Por Saúl Campos/La Señorita Julia, hija del conde, ha bailado con Juan el lacayo y la gente de la fiesta de San Juan ha comenzado a hablar, como lo hacen desde hace unos días que se supo lo de su rompimiento con el prometido; pero a ella no le importa, ella desea bailar con alguien que la guíe.
A pesar de que él ha decidido imponer las barreras necesarias, inspirado por la relación que sostiene con Cristina la cocinera, estar cerca de la Señorita Julia le despierta la misma necesidad de amarla que cuando eran niños. Cuando Julia decida aprovechar la situación y comenzar el juego de la seducción, ambos sabrán que las decisiones tomadas pueden ser irreversibles, quizás trágicas.
El teatro más limpio de América Latina (O sea el Teatro Milán) presenta en su cartelera de miércoles y jueves un clásico de August Strindberg, bajo la traducción de Ileana Villareal y la dirección de Martín Acosta: Señorita Julia. Un cuento sobre la seducción y dominación que encuentra en este montaje el nivel exacto de perversidad para provocar a la audiencia, en medio de una imagen que baila entre un fondo selvático de Frida Kahlo y El Sueño de Henri Rousseau.
Ver teatro dirigido por Martín Acosta es una experiencia similar a un huevo kinder (comentario no patrocinado… Oo sí? *Inserte guiño a Ferrero*), por que de entrada sabemos a qué vamos, pero no sabemos qué sorpresa nos va a dar… más aún: si nos va a gustar. El teatro de Acosta no es de una reacción definida, es movimiento, es yuxtaposición, son contrastes fuertes y metáforas para aventar, es poco complaciente con las intenciones del espectador y sí: es todo lo que Señorita Julia ocupaba.
El texto de Strindberg es un clásico de los riesgos de jugar con fuego, más si eres un piromaníaco y tu compañero de juegos es un tanque de gas. Aquí los personajes principales (Julia y Juan) son dos seres con aspriraciones totalmente lejanas, totalmente juzgables y totalmente entendibles. Ella es un ser desesperado por saberse amada, por sentirse libre.
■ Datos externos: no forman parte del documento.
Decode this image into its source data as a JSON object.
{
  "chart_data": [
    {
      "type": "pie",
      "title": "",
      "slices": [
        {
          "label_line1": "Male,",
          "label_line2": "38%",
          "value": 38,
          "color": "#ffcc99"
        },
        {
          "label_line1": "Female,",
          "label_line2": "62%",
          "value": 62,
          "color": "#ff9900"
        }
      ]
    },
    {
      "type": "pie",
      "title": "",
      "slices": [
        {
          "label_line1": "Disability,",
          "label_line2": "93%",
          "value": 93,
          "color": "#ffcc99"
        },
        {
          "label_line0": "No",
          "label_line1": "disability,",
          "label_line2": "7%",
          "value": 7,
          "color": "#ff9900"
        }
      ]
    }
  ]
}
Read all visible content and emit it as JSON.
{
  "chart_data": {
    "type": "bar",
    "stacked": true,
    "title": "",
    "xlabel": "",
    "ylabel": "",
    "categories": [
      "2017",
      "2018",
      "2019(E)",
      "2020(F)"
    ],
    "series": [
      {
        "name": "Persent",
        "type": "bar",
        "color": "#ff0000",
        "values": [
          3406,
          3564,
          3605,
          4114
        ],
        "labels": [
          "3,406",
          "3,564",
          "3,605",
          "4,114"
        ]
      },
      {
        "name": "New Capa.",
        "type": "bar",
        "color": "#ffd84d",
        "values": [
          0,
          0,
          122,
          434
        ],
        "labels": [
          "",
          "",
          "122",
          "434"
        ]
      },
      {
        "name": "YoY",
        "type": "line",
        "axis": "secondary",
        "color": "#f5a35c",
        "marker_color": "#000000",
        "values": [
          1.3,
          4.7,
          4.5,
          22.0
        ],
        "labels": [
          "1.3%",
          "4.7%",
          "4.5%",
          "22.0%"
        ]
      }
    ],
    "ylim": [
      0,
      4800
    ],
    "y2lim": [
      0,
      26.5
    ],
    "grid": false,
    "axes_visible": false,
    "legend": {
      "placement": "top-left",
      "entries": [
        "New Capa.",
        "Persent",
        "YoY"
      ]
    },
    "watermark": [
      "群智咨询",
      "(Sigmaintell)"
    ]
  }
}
Él por su parte comparte la idea de libertad, pero su desesperación mayor es poder ser alguien, tener un poder social.
Cuando Julia y Juan deciden hacer caso a la fuerza centrípeta es cuando Strindberg explota la sexualidad, el chantaje y la manipulación que todos los seres humanos poseemos y los tiende a la mesa como las armas potenciales que son. Aquí entra en juego Acosta, quien decide liberar todas esas herramientas que el autor le da, en un vaivén de imágenes llenas de una violencia emocional dosificada en partes tan exactas que es inevitable sentir como espectador, que el juego de ambos seres ya nos está involucrando en el proceso.
La escenografía de Natalia Sedano deja el juego claro, metiéndonos en una jungla onírica que quiebra su magia con los elementos mundanos de una cocina, ahí el vestuario de Eloise Kazán se encarga de devolvernos al siglo diecinueve y comenzar el naturalismo que propone el director, que rompe de tajo con dos faunos (incluídos en esta versión, a cargo de dos actores casi gemelos: Abraham Villafaña y Alan Díaz De la Vega) que deciden ser el parteaguas del que Acosta partirá para explicarnos la liberación sexual y dar comienzo al terror psicológico que trae consigo.
Acosta lleva a sus actores principales a sus límites en dos tonos distintos pero complementarios. Lleva la locura y desesperación de Julia, a cargo de Cassandra Cianghuerotti, hasta un punto en el cual la intimidación que provocaba la transforma en un inocente cordero presa de las ambiciones del lobo lacayo, que Rodrigo Virago otorga. Para equilibrar esto, la Cristina de Xóchitl Galindres se coloca como el punto de equilibrio, consciente de sus debilidades, de sus ambiciones, pero siempre ubicada en aquello que verdaderamente puede poseer.
Estos tres actores desarrollan una batalla de supervivencia actoral tan ruda, cruda y precisa que es inevitable tener los ojos encima de ellos para analizar cada ademán, cada gesto que construyen para sus personajes, en medida que la obra avanza van llevándose uno a otro hacia un punto aún más incómodo que hace desear al espectador que algún fauno fuera real y pudiera irrumpir para saliviar la tensión, todo sin perder las vetas de comedia que el director coloca para aligerar la carga y hacer aún más oscuro el panorama.
Señorita Julia no responde a un concepto de teatro para todo público, no es algo que cualquier espectador pueda entender, es cierto, pero si el futuro habitante de la butaca gusta de ver La Casa de Las Flores al mismo nivel que gusta de Anticristo de Lars Von Trier, esta es la obra que debe estar viendo, bajo el riesgo de sentirse incomodado.